Другой поэт заставил сухое слово-знак взять на себя роль пастуха («пасомы целями родимыми»…), поручил «целям» пасти стадо мыслей, и обласкал их при этом словом «родимые». Что могло быть смелее и рациональнее этого? Часто ощущала я, как трудно и неловко слову на новом месте, как оно противится насилию, как переносит в новую среду свои прежние вкусы и привычки, зато исчезали его безучастие и безликость, оно становилось выразительным и зримым.

Помогали этому и эпитеты, и на них сосредоточила я особое внимание. Это было одеяние, возложенное на слово, которое иногда удивительно молодило его. Часто это были целые тоги — пышные и тяжелые, под величием которых исчезали самые слова, теряясь, как скрипка в футляре, так что не на них, а на одежде сосредотачивалось внимание читателя. Многие занимались фабрикацией этих одежд-футляров, и я с волнением следила за их производством. Андрей Белый создал их очень много, но почти все были неудачны, видны были их швы, и они не сплавлялись в единый новый организм, а были балахонами, болтающимися на манекене. Каждое слово продолжало жить своей жизнью, не желая пожертвовать частицей себя для нового образа, затеряться в другом.
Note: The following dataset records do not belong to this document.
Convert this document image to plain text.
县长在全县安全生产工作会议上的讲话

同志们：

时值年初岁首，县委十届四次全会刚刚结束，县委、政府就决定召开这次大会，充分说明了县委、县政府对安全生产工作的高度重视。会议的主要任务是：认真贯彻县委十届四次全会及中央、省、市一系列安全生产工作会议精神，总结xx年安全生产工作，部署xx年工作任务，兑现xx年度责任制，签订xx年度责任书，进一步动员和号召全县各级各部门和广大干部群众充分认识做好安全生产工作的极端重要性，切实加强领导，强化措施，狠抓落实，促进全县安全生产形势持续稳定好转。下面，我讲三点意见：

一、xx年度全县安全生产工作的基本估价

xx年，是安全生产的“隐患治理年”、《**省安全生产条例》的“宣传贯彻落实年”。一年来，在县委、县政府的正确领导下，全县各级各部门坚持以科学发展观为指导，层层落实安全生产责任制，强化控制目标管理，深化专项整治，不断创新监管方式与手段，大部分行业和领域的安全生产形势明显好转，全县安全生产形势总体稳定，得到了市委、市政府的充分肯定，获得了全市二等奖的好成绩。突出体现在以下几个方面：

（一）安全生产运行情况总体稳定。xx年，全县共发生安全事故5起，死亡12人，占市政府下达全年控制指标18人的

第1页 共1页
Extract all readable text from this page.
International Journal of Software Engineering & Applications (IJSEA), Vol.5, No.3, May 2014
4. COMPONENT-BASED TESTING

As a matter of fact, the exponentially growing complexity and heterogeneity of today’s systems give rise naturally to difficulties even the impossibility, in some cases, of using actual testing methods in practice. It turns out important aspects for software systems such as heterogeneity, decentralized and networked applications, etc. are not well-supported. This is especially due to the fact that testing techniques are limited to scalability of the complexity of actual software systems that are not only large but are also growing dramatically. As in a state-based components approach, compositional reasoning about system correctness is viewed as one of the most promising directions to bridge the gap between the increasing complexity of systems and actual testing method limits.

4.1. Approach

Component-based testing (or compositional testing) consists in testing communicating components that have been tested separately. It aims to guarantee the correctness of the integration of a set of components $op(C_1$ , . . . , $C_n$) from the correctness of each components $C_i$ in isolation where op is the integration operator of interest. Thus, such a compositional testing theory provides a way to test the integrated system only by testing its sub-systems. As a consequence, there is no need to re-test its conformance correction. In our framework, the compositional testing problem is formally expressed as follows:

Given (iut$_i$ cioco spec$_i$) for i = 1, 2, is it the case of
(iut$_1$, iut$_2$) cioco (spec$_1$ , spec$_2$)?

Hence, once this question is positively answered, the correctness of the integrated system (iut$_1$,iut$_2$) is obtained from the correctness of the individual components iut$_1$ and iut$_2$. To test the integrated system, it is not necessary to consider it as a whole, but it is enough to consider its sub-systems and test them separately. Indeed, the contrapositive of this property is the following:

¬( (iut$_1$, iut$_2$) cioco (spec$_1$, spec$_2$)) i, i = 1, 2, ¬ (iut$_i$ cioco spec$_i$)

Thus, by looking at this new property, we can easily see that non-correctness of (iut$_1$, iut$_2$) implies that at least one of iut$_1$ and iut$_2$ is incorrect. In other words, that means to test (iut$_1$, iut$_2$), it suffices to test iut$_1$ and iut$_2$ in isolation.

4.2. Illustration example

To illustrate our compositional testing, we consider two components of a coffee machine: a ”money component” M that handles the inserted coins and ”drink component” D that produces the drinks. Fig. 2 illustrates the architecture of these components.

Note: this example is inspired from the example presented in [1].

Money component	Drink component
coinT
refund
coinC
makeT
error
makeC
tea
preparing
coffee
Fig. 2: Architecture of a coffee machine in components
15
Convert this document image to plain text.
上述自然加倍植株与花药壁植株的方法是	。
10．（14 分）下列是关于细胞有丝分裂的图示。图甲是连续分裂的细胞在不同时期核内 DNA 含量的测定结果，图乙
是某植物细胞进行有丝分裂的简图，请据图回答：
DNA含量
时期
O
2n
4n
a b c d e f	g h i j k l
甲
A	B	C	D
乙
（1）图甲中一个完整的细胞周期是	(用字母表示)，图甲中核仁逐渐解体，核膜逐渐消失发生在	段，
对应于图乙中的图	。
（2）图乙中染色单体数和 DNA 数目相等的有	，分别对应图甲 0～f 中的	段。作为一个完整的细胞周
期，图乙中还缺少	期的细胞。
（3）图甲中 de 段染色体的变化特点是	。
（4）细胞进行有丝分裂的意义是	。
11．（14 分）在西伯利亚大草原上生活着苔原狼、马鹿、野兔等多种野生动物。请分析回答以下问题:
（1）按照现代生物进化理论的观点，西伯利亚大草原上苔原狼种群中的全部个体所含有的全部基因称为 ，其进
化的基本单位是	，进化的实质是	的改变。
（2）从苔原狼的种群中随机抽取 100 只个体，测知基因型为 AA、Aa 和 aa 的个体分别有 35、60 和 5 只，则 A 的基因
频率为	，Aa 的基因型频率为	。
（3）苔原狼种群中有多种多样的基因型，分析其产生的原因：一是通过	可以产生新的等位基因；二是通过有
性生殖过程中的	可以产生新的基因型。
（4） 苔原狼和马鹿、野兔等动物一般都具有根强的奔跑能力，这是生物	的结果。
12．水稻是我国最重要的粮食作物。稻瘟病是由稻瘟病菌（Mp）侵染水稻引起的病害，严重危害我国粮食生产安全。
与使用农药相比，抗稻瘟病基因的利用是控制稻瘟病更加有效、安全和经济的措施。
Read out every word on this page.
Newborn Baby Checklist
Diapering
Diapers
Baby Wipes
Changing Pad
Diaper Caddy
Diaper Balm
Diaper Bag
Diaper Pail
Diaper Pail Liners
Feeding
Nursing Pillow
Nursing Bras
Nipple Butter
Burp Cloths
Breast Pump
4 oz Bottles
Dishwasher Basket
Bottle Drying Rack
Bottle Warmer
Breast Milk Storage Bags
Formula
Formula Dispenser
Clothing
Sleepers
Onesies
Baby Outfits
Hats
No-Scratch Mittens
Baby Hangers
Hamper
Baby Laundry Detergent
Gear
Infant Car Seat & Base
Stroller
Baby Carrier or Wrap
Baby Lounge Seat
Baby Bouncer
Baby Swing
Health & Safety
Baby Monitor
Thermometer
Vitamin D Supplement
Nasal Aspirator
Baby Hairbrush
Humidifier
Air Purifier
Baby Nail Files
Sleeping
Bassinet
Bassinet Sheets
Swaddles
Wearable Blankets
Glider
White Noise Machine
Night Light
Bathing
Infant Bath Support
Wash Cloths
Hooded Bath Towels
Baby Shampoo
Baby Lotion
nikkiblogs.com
Неоднократно пытался он сочетать «мир» и «вино», но они упрямо сопротивлялись ему: «мировинное», «виннокрасное» (зелье), «безмирнобледное», «светомирное», «виннозарное»…

Зато как прекрасны, легки и едины выходили другие: «искротечный», «сребролунный», «огневейный», «светлопенный», «ленноструйный»… — они действительно красили и живили слова.

Иные писатели приводили в речь прежние забытые слова, откапывали мертвецов из могил и вдыхали в них новую жизнь.

Эти старые славянские слова: «ярые пески, текучие реки, кладези, угорья, скатогория, притины…» вступали в язык медленной гиератической походкой, и от них становилось торжественно, как от трубных звуков.

Мне мерещилось, что они шествуют в боярских кафтанах и остроконечных шапках, не заботясь об окружающих и о своем несоответствии с ними.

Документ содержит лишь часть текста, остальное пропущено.